POV-Ray : Newsgroups : povray.binaries.animations : Re: Marbles : Re: Marbles Server Time
19 Jul 2024 02:13:34 EDT (-0400)
  Re: Marbles  
From: Chris Johnson
Date: 30 Sep 2003 20:16:21
Message: <3f7a1cd5$1@news.povray.org>
For simply shaped objects, doing 'perfect' collision detection without multiple time
steps isn't too
difficult.

If you know the velocity and position of two spheres, the exact time that they will
collide (if they
do) is given by a solution to a quadratic equation. Once you have the exact time, you
know the exact
position the spheres are in when they just touch. Its then quite easy to calculate the
force impulse
between them, and their resulting motion.
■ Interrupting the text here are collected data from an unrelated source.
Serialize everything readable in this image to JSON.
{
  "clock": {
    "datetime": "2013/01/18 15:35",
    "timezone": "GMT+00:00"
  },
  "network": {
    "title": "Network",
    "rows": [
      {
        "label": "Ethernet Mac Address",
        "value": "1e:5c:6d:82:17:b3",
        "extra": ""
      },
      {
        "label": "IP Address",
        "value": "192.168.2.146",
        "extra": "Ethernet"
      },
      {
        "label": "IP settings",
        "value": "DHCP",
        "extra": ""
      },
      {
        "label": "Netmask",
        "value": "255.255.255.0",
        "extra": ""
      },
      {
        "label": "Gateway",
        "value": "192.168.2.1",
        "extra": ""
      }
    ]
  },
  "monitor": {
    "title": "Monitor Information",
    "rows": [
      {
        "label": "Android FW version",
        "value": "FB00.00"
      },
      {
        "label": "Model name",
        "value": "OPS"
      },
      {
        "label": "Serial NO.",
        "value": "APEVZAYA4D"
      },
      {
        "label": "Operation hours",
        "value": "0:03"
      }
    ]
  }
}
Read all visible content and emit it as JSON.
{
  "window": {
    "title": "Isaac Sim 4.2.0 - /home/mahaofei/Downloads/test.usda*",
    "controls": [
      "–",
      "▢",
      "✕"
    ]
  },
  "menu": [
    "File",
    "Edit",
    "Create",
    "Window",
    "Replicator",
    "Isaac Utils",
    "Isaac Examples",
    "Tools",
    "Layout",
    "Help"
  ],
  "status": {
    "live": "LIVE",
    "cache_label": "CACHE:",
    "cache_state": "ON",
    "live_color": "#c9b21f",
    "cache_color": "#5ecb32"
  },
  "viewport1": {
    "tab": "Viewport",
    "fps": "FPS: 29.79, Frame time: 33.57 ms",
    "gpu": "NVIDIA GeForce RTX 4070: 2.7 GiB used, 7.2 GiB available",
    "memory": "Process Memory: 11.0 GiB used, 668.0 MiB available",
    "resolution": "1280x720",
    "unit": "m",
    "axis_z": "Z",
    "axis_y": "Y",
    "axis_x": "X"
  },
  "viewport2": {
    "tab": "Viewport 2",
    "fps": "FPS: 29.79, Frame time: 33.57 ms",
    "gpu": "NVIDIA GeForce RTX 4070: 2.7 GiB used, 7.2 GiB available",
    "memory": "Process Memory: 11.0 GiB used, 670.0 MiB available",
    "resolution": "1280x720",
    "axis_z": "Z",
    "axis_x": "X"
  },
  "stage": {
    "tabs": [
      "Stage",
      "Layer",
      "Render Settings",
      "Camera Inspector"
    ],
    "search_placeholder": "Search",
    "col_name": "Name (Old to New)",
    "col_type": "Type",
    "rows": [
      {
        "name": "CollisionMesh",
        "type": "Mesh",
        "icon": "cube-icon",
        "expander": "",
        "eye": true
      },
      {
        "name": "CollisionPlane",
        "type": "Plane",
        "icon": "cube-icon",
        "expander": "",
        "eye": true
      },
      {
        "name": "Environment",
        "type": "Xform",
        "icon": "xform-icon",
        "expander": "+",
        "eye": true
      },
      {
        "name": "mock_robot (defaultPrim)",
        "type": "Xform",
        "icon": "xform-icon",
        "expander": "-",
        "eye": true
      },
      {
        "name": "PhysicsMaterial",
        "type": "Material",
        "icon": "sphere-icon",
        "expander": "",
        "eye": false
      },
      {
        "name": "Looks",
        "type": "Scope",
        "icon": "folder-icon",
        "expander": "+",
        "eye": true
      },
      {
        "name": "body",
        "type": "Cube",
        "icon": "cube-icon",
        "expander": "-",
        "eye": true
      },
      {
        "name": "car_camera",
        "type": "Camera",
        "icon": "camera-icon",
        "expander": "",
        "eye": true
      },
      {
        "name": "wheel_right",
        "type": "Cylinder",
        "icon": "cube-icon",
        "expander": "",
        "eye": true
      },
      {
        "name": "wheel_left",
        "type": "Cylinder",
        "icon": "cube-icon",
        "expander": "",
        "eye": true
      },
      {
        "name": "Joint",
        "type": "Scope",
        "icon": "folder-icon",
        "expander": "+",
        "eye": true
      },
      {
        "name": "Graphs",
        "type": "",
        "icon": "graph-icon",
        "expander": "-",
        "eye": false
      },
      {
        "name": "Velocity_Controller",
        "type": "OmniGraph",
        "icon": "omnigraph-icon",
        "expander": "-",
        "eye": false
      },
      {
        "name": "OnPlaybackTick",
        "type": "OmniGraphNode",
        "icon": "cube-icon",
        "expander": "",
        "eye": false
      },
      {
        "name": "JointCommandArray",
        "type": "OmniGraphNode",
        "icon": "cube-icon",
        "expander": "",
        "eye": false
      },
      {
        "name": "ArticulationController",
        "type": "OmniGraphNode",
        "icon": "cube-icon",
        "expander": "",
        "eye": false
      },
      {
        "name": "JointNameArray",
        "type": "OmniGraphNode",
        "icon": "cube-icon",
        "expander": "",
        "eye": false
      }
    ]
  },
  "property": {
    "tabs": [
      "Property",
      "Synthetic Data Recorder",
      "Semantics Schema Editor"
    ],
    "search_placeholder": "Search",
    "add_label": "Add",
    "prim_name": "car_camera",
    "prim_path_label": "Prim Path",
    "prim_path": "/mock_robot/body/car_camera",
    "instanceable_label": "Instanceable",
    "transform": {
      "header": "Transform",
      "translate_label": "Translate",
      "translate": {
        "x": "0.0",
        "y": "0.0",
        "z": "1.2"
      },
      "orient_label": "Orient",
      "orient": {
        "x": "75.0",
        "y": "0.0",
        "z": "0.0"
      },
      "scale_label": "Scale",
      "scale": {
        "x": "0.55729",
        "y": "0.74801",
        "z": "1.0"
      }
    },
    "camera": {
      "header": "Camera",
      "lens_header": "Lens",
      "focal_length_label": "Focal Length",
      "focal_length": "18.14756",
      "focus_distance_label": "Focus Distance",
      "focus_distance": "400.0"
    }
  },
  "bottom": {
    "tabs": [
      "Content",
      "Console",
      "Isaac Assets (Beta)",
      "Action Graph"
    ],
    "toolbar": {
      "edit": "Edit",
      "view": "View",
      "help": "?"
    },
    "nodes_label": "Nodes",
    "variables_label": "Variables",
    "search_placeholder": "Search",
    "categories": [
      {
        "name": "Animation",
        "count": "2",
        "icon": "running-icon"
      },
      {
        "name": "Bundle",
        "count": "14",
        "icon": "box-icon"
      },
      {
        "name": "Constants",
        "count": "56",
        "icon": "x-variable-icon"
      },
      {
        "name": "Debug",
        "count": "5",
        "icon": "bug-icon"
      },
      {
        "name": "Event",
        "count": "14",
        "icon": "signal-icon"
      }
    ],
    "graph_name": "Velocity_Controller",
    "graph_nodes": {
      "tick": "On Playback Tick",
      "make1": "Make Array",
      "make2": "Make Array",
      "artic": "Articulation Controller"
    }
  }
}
A general algorithm for doing this would compare each sphere with each other sphere,
and solve the
collision quadratic for each pair of spheres. Some will collide at some point in the
future, some
won't (e.g. if they are going away from each other). If you make a list of all these
possible future
colisions and find the one that is soonest, you can advance the time to that point
(i.e. move all
the spheres by the difference in time between now and the soonest collision) and
calculate the
collision for the two spheres involved in the soonest collision, updating the two
velocities of
those spheres appropriately. Then just run the algorithm again to find the next
collision - find
which is the soonest collision, with the situation of the spheres altered as it is.

This is fairly easy in 2D - the maths to find at exactly what time the spheres
intersect is a bit
tricker in 3D, but its the same concept. Where this gets very difficult (or at least
very fiddly) is
where the objects are not simple shapes.